Se os contratos com o setor público, especialmente nas esferas municipal e estadual, costumam levantar algumas sobrancelhas, a Opy diz ter uma estrutura robusta de garantias: os recursos vem sempre os SUS e são garantidos como repasse pelo governo federal. “Essa foi uma educação que fizemos com o mercado, mas hoje estrutura de garantias nos permite captar a valores atrativos”, diz Mattos.
Projetos de saúde ainda não estão entre os setores com isenção fiscal dentro das debêntures da infraestrutura, mas essa é uma discussão que está em andamento no Congresso. “É algo que faz muito sentido”, diz o empresário.
Além das PPPs, a Opy também vê espaço para crescer no setor privado – servindo como provedora de capital para uma gama de mais de 4.500 hospitais em todo o país.
A companhia já tem dois contratos com o Einstein, no Hospital de Urgências de Goiás (Hugo), em Goiânia, com 388 leitos, e no Hospital Municipal de Aparecida de Goiânia (HMAP), com 236 leitos.
Em ambos os casos, trata-se da vertical de gestão pública do Einstein, em que a rede de hospitais fica responsável pela operação, em contratos como o governo. A Opy, neste caso, atua como prestadora de serviços de bata cinza. “Estamos em conversas para aprofundar essa parceira com o Einstein”, diz Mattos.
Mas a oportunidade vai muito além, especialmente num momento de prestadores de serviço com rentabilidade pressionadas pelas operadoras de saúde.
“Podemos tanto ser provedores de capital para quem quer se desalavancar, por meio de operações de sale and leaseback, quanto quem quer expandir sem colocar muito peso no balanço”, diz Renault.
Aqui, há algumas conversas já em andamento – mas é um modelo novo, que ainda encontra alguma resistência, especialmente de terceirizar a operação.
“Mas é uma curva de evolução. Me lembra muito quando criamos a BR Towers, ainda na GP Investimentos, para ficar com a infraestrutura de torres de telecom: as empresas viam isso como um serviço core, essencial, mas com o tempo viram que podiam liberar capital para ser eficientes em outras áreas que faziam mais sentido para a qualidade e a competitividade.”
Além disso, alguns hospitais já estão em movimentos de M&A e querem vender toda a operação, diz Mattos.

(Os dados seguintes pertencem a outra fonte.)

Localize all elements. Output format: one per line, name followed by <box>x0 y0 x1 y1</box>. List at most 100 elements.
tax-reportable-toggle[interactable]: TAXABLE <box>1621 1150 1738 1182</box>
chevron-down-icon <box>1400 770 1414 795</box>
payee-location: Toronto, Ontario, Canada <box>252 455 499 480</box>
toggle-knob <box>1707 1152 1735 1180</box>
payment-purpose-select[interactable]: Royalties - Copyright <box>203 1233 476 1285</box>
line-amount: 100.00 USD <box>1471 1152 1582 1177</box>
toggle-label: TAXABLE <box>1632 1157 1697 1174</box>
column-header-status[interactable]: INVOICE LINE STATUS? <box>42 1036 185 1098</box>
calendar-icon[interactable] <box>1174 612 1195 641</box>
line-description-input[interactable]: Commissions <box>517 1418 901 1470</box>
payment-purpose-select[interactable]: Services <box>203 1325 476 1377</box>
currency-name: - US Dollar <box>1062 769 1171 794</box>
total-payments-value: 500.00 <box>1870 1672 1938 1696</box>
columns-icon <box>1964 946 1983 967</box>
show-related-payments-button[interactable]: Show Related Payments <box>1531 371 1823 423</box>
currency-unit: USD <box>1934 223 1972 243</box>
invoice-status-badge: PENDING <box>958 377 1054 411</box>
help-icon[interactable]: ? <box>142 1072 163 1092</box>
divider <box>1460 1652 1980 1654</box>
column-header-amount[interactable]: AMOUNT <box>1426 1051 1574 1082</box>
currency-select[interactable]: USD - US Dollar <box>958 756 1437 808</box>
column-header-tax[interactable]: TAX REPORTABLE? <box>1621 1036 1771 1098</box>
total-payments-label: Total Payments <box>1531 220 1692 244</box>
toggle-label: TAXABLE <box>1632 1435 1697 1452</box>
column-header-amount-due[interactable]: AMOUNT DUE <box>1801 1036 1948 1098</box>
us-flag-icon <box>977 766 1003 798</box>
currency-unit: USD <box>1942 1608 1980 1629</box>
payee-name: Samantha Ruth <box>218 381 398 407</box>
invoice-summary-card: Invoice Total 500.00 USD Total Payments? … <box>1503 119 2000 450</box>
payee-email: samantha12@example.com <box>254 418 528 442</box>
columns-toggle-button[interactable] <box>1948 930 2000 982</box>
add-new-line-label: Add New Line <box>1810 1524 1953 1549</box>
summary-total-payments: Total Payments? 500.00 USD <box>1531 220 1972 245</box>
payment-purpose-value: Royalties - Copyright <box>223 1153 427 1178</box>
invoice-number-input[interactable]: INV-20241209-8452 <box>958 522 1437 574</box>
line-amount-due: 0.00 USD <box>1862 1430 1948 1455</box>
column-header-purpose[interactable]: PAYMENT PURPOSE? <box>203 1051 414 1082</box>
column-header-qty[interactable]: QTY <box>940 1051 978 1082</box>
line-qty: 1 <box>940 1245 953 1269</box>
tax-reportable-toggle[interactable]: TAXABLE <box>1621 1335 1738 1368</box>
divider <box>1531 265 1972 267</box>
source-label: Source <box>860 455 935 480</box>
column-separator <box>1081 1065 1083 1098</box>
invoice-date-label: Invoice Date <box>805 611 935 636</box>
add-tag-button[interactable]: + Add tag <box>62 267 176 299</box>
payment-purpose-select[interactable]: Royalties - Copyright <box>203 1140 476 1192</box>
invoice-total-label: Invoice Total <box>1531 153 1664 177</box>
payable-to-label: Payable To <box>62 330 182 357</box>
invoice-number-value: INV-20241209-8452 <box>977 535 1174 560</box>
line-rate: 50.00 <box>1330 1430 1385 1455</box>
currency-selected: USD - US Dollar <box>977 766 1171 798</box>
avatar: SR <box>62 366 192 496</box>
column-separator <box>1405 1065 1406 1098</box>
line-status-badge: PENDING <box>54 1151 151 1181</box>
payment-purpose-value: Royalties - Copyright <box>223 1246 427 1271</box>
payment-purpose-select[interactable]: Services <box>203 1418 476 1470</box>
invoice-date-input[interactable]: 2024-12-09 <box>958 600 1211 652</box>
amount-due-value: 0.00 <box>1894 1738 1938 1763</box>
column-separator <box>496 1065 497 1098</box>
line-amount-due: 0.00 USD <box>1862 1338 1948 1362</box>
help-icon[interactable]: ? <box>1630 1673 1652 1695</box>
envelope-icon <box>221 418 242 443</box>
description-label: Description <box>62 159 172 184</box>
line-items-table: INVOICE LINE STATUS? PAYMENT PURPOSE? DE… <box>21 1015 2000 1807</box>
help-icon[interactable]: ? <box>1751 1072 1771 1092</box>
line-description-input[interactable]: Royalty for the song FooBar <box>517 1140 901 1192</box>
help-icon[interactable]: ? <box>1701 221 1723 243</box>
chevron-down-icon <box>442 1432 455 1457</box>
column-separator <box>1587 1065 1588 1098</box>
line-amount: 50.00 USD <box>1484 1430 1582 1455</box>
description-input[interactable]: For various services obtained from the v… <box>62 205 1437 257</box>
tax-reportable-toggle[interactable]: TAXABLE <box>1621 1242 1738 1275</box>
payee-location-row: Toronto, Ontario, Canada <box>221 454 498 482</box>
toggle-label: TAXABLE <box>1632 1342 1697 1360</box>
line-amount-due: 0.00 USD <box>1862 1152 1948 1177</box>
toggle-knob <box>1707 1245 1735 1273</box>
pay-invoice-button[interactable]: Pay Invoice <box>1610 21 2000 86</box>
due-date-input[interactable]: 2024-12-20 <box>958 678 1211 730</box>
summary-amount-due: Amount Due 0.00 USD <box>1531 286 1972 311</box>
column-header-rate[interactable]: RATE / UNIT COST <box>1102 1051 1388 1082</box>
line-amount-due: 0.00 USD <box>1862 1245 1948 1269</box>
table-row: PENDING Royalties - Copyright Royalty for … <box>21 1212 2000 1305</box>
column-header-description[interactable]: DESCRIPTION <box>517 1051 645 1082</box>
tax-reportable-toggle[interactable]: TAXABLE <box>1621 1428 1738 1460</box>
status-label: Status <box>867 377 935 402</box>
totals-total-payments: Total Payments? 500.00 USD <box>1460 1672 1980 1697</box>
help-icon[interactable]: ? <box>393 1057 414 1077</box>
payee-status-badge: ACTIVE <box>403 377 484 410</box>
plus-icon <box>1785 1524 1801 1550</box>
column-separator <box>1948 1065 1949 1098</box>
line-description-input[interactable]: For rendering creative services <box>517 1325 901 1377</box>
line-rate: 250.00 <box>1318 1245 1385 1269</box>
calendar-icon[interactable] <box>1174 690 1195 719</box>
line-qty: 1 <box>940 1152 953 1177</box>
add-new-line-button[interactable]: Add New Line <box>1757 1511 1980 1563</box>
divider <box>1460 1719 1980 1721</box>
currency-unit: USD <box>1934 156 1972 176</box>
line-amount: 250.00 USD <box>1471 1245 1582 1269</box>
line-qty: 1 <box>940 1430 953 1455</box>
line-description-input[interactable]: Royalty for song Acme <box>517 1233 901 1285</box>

Por isso, a Opy não descarta comprar hospitais na integralidade para depois repassar a operação médica para algum player especialista no setor.
Ainda que o modelo da Opy seja novo no Brasil, a empresa não inventou a roda. A inspiração para veio do modelo adotado no Canadá e Reino Unido, que contam com sistemas de saúde que guardam similaridade com o SUS, com financiamento público da Saúde. Mattos fica baseado em Londres.
Nesses países, já há empresas listadas em bolsa que seguem o modelo de propriedade de hospitais como a PHP, que vale 2 bilhoes de libras na Bolsa de Londres, e a Northwestern, avaliada em US$ 1,2 bilhão na Bolsa de Toronto.
A ideia é, em algum momento, também levar a Opy para um IPO. “É um negócio de bons retornos e receita recorrente, com muito crescimento a ser captado, ideal para o investidor de bolsa”, diz Mattos.